Il y a maintenant trois ans, j’ai décidé d’intégrer le comité environnement de mon école secondaire. Je ne savais pas alors dans quelle montagne russe d’émotions je m’embarquais.

Au tout début, je ne croyais pas que ce comité aurait un impact sur ma vie. Pour dire vrai, je ne croyais même pas que nous pouvions avoir un impact sur l’environnement. J’ai rapidement réalisé que j’avais tort car après seulement quelques mois d’implication, j’ai participé à la deuxième édition du sommet jeunesse sur les changements climatiques. J’ai pu y acquérir les connaissances nécessaires afin de réaliser l’ampleur de ce phénomène. Cet événement m’a également montré que nous étions beaucoup dans cette lutte et que nous étions tous très motivés.

environnement
Maude Mainville en entrevue avec La Gazette de la Mauricie au mois de juin 2019 . Crédits: Dominic Bérubé

Cela m’a poussée à m’engager encore plus dans la cause des changements climatiques. Depuis, j’ai eu la chance de prendre la parole à des marches pour l’environnement dans la ville de Trois-Rivières ainsi que dans les médias avec d’autres jeunes.

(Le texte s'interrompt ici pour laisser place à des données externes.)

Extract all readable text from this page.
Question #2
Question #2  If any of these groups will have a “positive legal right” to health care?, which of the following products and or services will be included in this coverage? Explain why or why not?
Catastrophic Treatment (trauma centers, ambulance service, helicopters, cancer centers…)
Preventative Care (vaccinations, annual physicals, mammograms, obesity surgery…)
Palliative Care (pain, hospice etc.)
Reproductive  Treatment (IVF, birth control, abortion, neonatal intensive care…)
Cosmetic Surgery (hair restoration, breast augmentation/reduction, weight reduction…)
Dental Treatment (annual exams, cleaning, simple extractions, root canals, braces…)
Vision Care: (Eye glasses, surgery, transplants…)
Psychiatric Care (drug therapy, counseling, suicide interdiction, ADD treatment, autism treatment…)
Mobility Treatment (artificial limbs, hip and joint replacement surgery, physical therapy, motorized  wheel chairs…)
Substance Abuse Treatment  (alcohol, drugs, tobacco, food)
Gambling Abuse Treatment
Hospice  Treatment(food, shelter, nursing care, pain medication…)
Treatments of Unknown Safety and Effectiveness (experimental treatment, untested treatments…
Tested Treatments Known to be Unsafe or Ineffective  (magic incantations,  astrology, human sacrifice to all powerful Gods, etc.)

Entre autres, en décembre dernier, à mon école, nous avons déclaré l’état d’urgence climatique ce qui nous a permis de mobiliser toute notre école, ainsi que plusieurs autres de la Mauricie. Nous sommes ensuite allés lire cette déclaration aux commissaires de la commission scolaire du Chemin-du-Roy et au conseil municipal de Trois-Rivières. Cette dernière opportunité nous a permis de rencontrer deux ministres du gouvernement provincial ainsi que le député qui représente Trois-Rivières au niveau fédéral.  Ces rencontres ont été très enrichissantes pour moi mais j’en suis toujours ressorti avec l’impression que rien n’avait progressé au niveau de la cause. J’avais l’impression que les décideurs que nous avions rencontrés nous entendaient mais ne nous écoutaient pas. Malgré cela, le député que nous avons rencontré au fédéral nous a donné sa prise de parole d’une minute au parlement canadien. Nous avons donc pu écrire un message qui a été lu devant les personnes les plus influentes du pays. Savoir que le premier ministre a entendu notre cri du cœur nous a vraiment remonté le moral en cette fin d’année.

Pour moi, être une jeune en 2019 vient avec un très grand sentiment d’impuissance et d’incompréhension face à la situation actuelle et à notre futur. M’impliquer en environnement m’a aidée à utiliser cette émotion afin d’apporter un changement positif à la situation actuelle.